Aku saja akhirnya menyerah, seperempat jam kemudian aku keluar dari gua dengan kaos yang basah kuyup. Meninggalkan Pepe yang katanya mau berenang di sana tapi dari tadi mondar-mandir gak jadi berenang. Tumben si Pepe tahan di dalam gua tanpa berenang, batinku. Eh tak lama kemudian dia nongol keluar.

Liang Rangko atau Gua Rangko orang biasa menyebutnya. Gua ini tidak terlalu luas, jauh lebih kecil dibandingkan dengan Gua Batu Cermin. Seperempat dari gua ini adalah kolam air asin itu. Untuk masuk ke dalam gua, ada sebuah tangga kayu untuk turun. Suasananya pagi sampai menjelang siang cenderung gelap. Tidak terlalu gelap, setelah kita masuk ke dalam gua tak lama kemudian juga mata kita bisa menyesuaikan. Yang sulit justru saat menggunakan kamera. Walaupun menggunakan ISO 3200 sekalipun, speed yang diperoleh untuk mendapatkan suasana gua tetap tidak lebih dari 1/25 detik. Kebayang kalau menggunakan kamera hape yang sensornya imut untuk memotret di gua ini. 

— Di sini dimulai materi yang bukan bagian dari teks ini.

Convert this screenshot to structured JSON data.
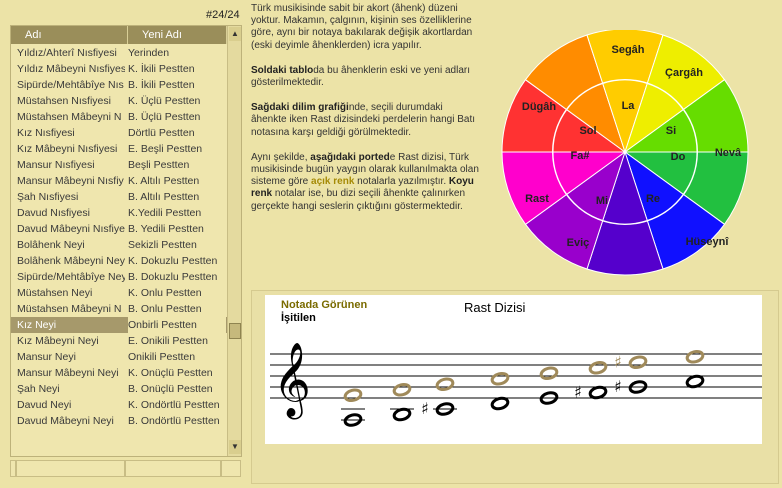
{
  "counter": "#24/24",
  "table": {
    "col1_header": "Adı",
    "col2_header": "Yeni Adı",
    "rows": [
      {
        "name": "Yıldız/Ahterî Nısfiyesi",
        "new": "Yerinden"
      },
      {
        "name": "Yıldız Mâbeyni Nısfiyes",
        "new": "K. İkili Pestten"
      },
      {
        "name": "Sipürde/Mehtâbîye Nıs",
        "new": "B. İkili Pestten"
      },
      {
        "name": "Müstahsen Nısfiyesi",
        "new": "K. Üçlü Pestten"
      },
      {
        "name": "Müstahsen Mâbeyni N",
        "new": "B. Üçlü Pestten"
      },
      {
        "name": "Kız Nısfiyesi",
        "new": "Dörtlü Pestten"
      },
      {
        "name": "Kız Mâbeyni Nısfiyesi",
        "new": "E. Beşli Pestten"
      },
      {
        "name": "Mansur Nısfiyesi",
        "new": "Beşli Pestten"
      },
      {
        "name": "Mansur Mâbeyni Nısfiy",
        "new": "K. Altılı Pestten"
      },
      {
        "name": "Şah Nısfiyesi",
        "new": "B. Altılı Pestten"
      },
      {
        "name": "Davud Nısfiyesi",
        "new": "K.Yedili Pestten"
      },
      {
        "name": "Davud Mâbeyni Nısfiye",
        "new": "B. Yedili Pestten"
      },
      {
        "name": "Bolâhenk Neyi",
        "new": "Sekizli Pestten"
      },
      {
        "name": "Bolâhenk Mâbeyni Ney",
        "new": "K. Dokuzlu Pestten"
      },
      {
        "name": "Sipürde/Mehtâbîye Ney",
        "new": "B. Dokuzlu Pestten"
      },
      {
        "name": "Müstahsen Neyi",
        "new": "K. Onlu Pestten"
      },
      {
        "name": "Müstahsen Mâbeyni N",
        "new": "B. Onlu Pestten"
      },
      {
        "name": "Kız Neyi",
        "new": "Onbirli Pestten"
      },
      {
        "name": "Kız Mâbeyni Neyi",
        "new": "E. Onikili Pestten"
      },
      {
        "name": "Mansur Neyi",
        "new": "Onikili Pestten"
      },
      {
        "name": "Mansur Mâbeyni Neyi",
        "new": "K. Onüçlü Pestten"
      },
      {
        "name": "Şah Neyi",
        "new": "B. Onüçlü Pestten"
      },
      {
        "name": "Davud Neyi",
        "new": "K. Ondörtlü Pestten"
      },
      {
        "name": "Davud Mâbeyni Neyi",
        "new": "B. Ondörtlü Pestten"
      }
    ],
    "selected_index": 17
  },
  "description": {
    "p1": "Türk musikisinde sabit bir akort (âhenk) düzeni yoktur. Makamın, çalgının, kişinin ses özelliklerine göre, aynı bir notaya bakılarak değişik akortlardan (eski deyimle âhenklerden) icra yapılır.",
    "p2_bold": "Soldaki tablo",
    "p2_rest": "da bu âhenklerin eski ve yeni adları gösterilmektedir.",
    "p3_bold": "Sağdaki dilim grafiği",
    "p3_rest": "nde, seçili durumdaki âhenkte iken Rast dizisindeki perdelerin hangi Batı notasına karşı geldiği görülmektedir.",
    "p4_a": "Aynı şekilde, ",
    "p4_bold1": "aşağıdaki ported",
    "p4_b": "e Rast dizisi, Türk musikisinde bugün yaygın olarak kullanılmakta olan sisteme göre ",
    "p4_light": "açık renk",
    "p4_c": " notalarla yazılmıştır. ",
    "p4_bold2": "Koyu renk",
    "p4_d": " notalar ise, bu dizi seçili âhenkte çalınırken gerçekte hangi seslerin çıktığını göstermektedir."
  },
  "wheel": {
    "colors": [
      "#ff3232",
      "#ff8c00",
      "#ffcc00",
      "#eeee00",
      "#66dd00",
      "#22c040",
      "#1010ff",
      "#5500cc",
      "#9900cc",
      "#ff00cc"
    ],
    "outer_labels": [
      "Segâh",
      "Çargâh",
      "Nevâ",
      "Hüseynî",
      "Eviç",
      "Rast",
      "Dügâh"
    ],
    "inner_labels": [
      "La",
      "Si",
      "Do",
      "Re",
      "Mi",
      "Fa#",
      "Sol"
    ]
  },
  "notation": {
    "title": "Rast Dizisi",
    "legend_shown": "Notada Görünen",
    "legend_heard": "İşitilen",
    "shown_color": "#a08a5a",
    "heard_color": "#000000",
    "accent_color": "#7a6b00"
  }
}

Pintu gua Liang Rangko menghadap ke arah Barat, jadi sebenarnya kalau mau mendapatkan view yang lebih nyaman sebaiknya datang setelah jam dua siang. Malahan kalau mau sore hari nanti pemandangan matahari menjelang terbenam bisa dinikmati di pinggir pantai. Di pinggir pantai? Jadi gua ini di pinggir pantai? Gak usah heboh begitu. Bukan cuma di pinggir pantai, pantai di Liang Rangko ini juga pemandangannya indah. Berpasir putih dengan air yang tenang dan tentu saja pemandangan matahari terbenam.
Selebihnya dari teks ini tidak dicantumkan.